Ron Rosenbaum laments the departure of Christopher Hitchens from the Nation magazine. He rather neatly summarizes my own concerns regarding the influence of Chomsky, and others on the far left:
- It's sad, though, because one senses that Mr. Hitchens forced a lot of people on the Left to confront their blind spot, their on-bended-knee obeisance to anyone in the Third World who posed as a "liberator," from Mao to Castro to Arafat and the Taliban. This was why Mr. Hitchens was so valuable and hopeful in the immediate aftermath of 9/11, hammering away at the point that the Islamo-fascists weren't friends of the oppressed, they were oppressors - of women, gays, poets and all dissenters.
But now, a year later, it seems that despite Mr. Hitchens and a few other voices, such as Todd Gitlin's, the blind-spot types have won out on the Left - the blind spot to Marxist genocide obscuring any evil but America's. You could see it at the Sheeps Meadow. You can see it in the hysterical seizure on Enron and other corporate scandals: See, we were right all along - corporations and businessmen are (surprise!) greedheads. This excuses averting their eyes from anti-American terrorism - from people and regimes preparing to kill Americans rather than merely diminish their 401(k)'s. Enron was the fig leaf many on the American Left needed to return to their customary hatred of America. Because America isn't perfect, it must be evil. Because Marxist regimes make claims of perfection, they must be good.
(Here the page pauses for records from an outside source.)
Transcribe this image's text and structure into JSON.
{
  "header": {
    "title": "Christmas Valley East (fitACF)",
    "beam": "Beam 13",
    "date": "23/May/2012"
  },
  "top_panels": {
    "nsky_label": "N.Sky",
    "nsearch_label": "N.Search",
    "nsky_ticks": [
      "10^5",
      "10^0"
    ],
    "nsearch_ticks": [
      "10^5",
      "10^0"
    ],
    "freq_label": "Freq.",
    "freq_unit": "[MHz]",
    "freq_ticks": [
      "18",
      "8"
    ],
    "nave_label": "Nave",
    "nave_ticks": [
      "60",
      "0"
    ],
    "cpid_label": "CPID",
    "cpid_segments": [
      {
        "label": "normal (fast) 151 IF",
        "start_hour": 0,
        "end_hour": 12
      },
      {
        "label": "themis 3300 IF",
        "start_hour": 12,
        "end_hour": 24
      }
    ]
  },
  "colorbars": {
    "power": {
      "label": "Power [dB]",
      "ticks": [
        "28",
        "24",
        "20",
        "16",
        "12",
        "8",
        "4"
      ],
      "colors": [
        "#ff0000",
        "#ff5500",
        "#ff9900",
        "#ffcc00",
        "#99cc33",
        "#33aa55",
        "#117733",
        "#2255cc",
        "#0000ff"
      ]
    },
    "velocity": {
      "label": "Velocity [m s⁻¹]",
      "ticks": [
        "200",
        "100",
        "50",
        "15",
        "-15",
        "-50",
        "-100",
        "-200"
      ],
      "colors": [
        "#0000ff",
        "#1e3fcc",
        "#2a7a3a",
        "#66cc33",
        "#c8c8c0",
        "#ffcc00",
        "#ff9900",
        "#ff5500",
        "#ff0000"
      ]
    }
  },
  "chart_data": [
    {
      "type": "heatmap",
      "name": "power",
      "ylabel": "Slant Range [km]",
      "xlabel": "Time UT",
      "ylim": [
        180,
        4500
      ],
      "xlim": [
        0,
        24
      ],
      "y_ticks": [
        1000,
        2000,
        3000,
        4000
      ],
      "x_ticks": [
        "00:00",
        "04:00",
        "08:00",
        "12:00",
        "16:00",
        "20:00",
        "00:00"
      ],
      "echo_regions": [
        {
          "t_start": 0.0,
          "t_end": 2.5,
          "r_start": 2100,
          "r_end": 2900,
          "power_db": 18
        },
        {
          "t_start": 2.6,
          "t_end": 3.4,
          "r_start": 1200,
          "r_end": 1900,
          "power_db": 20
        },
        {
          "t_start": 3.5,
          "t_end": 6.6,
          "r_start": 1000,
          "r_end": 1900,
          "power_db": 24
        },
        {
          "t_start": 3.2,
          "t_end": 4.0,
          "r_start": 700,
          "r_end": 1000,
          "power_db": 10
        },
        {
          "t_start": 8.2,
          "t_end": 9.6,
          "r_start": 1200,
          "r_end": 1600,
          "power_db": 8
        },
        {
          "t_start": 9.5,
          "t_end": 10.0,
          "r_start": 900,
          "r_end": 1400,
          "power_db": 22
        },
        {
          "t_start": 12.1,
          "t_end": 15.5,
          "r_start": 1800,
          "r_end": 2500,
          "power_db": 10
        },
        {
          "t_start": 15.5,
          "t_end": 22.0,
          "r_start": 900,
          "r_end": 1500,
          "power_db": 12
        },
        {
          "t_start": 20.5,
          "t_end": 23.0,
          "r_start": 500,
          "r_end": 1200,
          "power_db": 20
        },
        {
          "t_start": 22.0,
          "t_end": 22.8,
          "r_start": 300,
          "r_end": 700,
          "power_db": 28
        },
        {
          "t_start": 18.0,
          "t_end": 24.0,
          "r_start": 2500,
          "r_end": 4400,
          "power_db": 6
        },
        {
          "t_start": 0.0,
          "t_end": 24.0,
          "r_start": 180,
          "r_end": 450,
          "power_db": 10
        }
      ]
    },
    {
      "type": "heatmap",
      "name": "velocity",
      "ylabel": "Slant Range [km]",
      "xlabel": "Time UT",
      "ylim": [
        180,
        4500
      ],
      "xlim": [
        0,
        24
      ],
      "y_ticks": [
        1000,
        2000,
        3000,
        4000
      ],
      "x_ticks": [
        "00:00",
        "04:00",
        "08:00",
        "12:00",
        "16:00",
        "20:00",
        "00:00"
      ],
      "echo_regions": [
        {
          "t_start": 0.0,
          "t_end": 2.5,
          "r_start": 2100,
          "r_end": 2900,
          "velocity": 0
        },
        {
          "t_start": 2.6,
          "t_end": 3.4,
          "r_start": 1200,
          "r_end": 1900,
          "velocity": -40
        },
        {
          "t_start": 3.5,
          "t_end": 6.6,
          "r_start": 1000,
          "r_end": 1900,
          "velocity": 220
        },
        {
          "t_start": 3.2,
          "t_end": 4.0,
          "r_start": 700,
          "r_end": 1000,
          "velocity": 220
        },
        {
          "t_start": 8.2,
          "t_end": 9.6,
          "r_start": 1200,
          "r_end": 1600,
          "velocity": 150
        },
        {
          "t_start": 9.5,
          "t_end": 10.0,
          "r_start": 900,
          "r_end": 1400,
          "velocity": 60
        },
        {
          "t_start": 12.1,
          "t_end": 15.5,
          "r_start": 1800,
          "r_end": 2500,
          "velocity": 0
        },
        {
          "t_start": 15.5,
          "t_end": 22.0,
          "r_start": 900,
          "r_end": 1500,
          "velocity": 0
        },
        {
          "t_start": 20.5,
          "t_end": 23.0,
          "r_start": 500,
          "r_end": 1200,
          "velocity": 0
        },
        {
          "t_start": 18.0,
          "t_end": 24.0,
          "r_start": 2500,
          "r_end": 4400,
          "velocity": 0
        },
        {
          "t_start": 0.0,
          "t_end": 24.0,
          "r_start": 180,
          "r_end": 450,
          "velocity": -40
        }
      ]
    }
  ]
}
So, for my part, goodbye to all that. Goodbye to a culture of blindness that tolerates, as part of "peace marches," women wearing suicide-bomber belts as bikinis. (See the accompanying photo of the "peace" march in Madrid. "Peace" somehow doesn't exclude blowing up Jewish children.)
Goodbye to the brilliant thinkers of the Left who believe it's the very height of wit to make fun of George W. Bush’s intelligence - thereby establishing, of course, how very, very smart they are. Mr. Bush may not be the sharpest knife in the drawer (I think he's more ill-informed and lazy than dumb). But they are guilty of a historical stupidity on a far greater scale, in their blind spot about Marxist genocides. It's a failure of self-knowledge and intellectual responsibility that far outweighs Bush's, because they’re supposed to be so very smart.







Article comments
1 - Tom Shugart
This speaks to my concerns as well. Thanks, Eric, for sharing this. Wish I could channel my disdain into such well-crafted ridicule as Rosenbaum does.
2 - Martin Gorda
If you can get past the stylistic narcissism of his essays (the written equivalent of someone who likes to hear themselves talk), Rosenbaum has little to offer his readers.
He writes as though you are already party to his views; as though the simple act of Ron Rosenbaum trashing Gore Vidal or Pete Seeger, or extolling Chris Hitchens is enough. We don't need facts or reasoned arguments, just read a passage where Ron gives it to some whacko lefty.
And what about all those lefty whackos? I mean how can they possibly entertain ideas that are so far beyond the mainstream that even Ron Rosenbaum cannot countenance them. Oswald didn't kill JFK? Get outta here! You're joking right?
On the plus side, writers of Rosenbaum's caliber will only ever "preach to the choir." Rosenbaum is a literary Rush Limbaugh. Theirs is a style of polemic that compels neither thought nor reflection. Mind pap for the mindless wishing to remain that way.
I've read my last Rosenbaum piece. Life is too short to waste on bad logic and self-enamored writers.